Friday, February 13, 2015

Plans For Restaurant In Bishop On Hold Because Of Septic System Expenses

Fundraising Underway

Plans are on hold for a restaurant in the center of Bishop as the resident of the historic Seymour D. Fambrough house seeks funds for a $75,000 commercial septic system to accommodate the development.

Blyth Biggs, who is living with his family on the second floor of the Victorian-era, Queen Anne style building at 4851 Macon Highway, is seeking community support to finance the required septic system.

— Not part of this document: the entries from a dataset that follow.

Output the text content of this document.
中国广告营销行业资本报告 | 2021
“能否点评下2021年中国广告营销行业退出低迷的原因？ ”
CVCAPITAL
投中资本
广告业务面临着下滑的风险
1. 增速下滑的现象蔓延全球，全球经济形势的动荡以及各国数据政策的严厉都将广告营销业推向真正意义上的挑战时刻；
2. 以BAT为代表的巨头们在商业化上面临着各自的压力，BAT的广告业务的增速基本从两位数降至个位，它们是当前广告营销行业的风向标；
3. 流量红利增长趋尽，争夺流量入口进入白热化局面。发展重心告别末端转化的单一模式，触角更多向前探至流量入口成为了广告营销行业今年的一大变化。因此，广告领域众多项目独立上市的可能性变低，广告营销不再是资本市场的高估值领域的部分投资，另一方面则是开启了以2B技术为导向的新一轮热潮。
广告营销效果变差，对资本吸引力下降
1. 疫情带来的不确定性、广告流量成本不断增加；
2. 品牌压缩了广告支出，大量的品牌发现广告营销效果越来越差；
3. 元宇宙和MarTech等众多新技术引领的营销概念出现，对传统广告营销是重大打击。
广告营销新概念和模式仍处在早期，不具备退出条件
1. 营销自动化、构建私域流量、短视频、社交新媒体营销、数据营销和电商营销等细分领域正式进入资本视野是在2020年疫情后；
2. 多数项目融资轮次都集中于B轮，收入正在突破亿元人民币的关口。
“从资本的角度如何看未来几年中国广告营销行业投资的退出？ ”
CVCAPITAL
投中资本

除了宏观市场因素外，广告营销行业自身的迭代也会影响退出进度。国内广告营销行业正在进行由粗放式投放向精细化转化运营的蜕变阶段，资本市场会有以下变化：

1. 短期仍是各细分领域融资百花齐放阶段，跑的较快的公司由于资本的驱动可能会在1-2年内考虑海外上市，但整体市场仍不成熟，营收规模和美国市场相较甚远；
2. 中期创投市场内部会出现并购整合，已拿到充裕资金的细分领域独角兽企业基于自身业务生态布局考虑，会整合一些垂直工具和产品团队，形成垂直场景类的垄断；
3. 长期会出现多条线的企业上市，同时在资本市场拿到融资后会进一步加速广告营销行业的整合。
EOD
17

Biggs has launched a Go Fund Me campaign through Facebook with plans to open the restaurant in what is being called The Bishop House in August of this year.

Bishop House 2/7/2015

Plans call for a small, family-style restaurant on the first floor of the building, which also will be used as an event venue. The rear of the lot, with open lawns and large pecan and oak trees, will be used for outdoor events.

Sewer Problems

The restaurant will have water service provided by the Oconee County Utility Department, but the county does not provide sewer service to Bishop.

Keli Hinson, district environmental health director for Oconee County Environmental Health Services, rejected a site plan submitted for The Bishop House in September of last year, and the office is waiting on a resubmission.

Bob Smith of Smith Planning Group told me late last month that he has no doubt that a suitable plan can be approved for the restaurant.

The primary issue is the $75,000 cost, according to Smith, who is working on the project.

Smith Planning Group is a land planning, landscape architecture and civil engineering firm with offices at 1022 Twelve Oaks Place, east of Butler’s Crossing.

Project Approved

Zoning changes for the restaurant were approved by the Oconee County Planning Commission and the Mayor and Council of Bishop last spring, and plans had been for the restaurant to open in July or August of last year.

The narrative for that rezone stated that the restaurant will use the 3,500-square-foot first floor of the Bishop House, with seating for 80 persons.

Biggs, his wife, Diana, and their children planned to live on the 2,684-square-foot second floor, according to the narrative, and Biggs told me they are already living there.

Smith told me that the Biggs have held off building the kitchen for the restaurant pending approval of the septic system.

Own Lease Agreement

The property is owned by the estate of R.T. and Betty S. MacPherson.

Bruce MacPherson, son of R.T. and Betty MacPherson, told me last month that he has a lease-purchase agreement with the Biggs that runs for five years from when it was initiated in late 2013.

MacPherson’s parents had lived in the house.

The house was built in 1908 by S.D. Fambrough, who, with his brother, W.M. Fambrough, operated a business in Bishop selling lumber and shingles and buying and selling cotton, according to historian Celestea Gentry Sharp.

Sharp speculates in her 1996 history of Bishop (Bishop, Georgia; Wolfe Publishing, Fernandina, Fla.) that the 1908 Fambrough house may incorporate a three-room house on the lot when it was purchased by Fambrough.

The state is pushing the county to revive plans for the widening of Macon Highway (U.S. 441) and construction of a bypass of Bishop to preserve its historic downtown.

No Alcohol Served

Since Biggs and his wife announced plans for The Bishop House restaurant, the county has passed a liquor-by-the-drink ordinance, following overwhelming approval by voters in November of a referendum authorizing such action.

The county ordinance does not apply to the county’s four cities, which would have to conduct their own referendum before passing such an ordinance. At the end of last year, Bishop only 168 registered voters.

Bishop also has not authorized the sale of beer and wine in restaurants, which the Mayor and Council can do without a referendum.

Biggs told me the changes in the county’s liquor law has had no effect on his planning for The Bishop House.

“Alcohol sales have never been on the radar for us,” he said.

1 comment:

Xardox said...

Bravo for raising funds privately and not seeking taxpayer help.
But....
Trying to recoup costs for a restaurant without any alcohol is a losing proposition. It's just the way it is in the F&B business.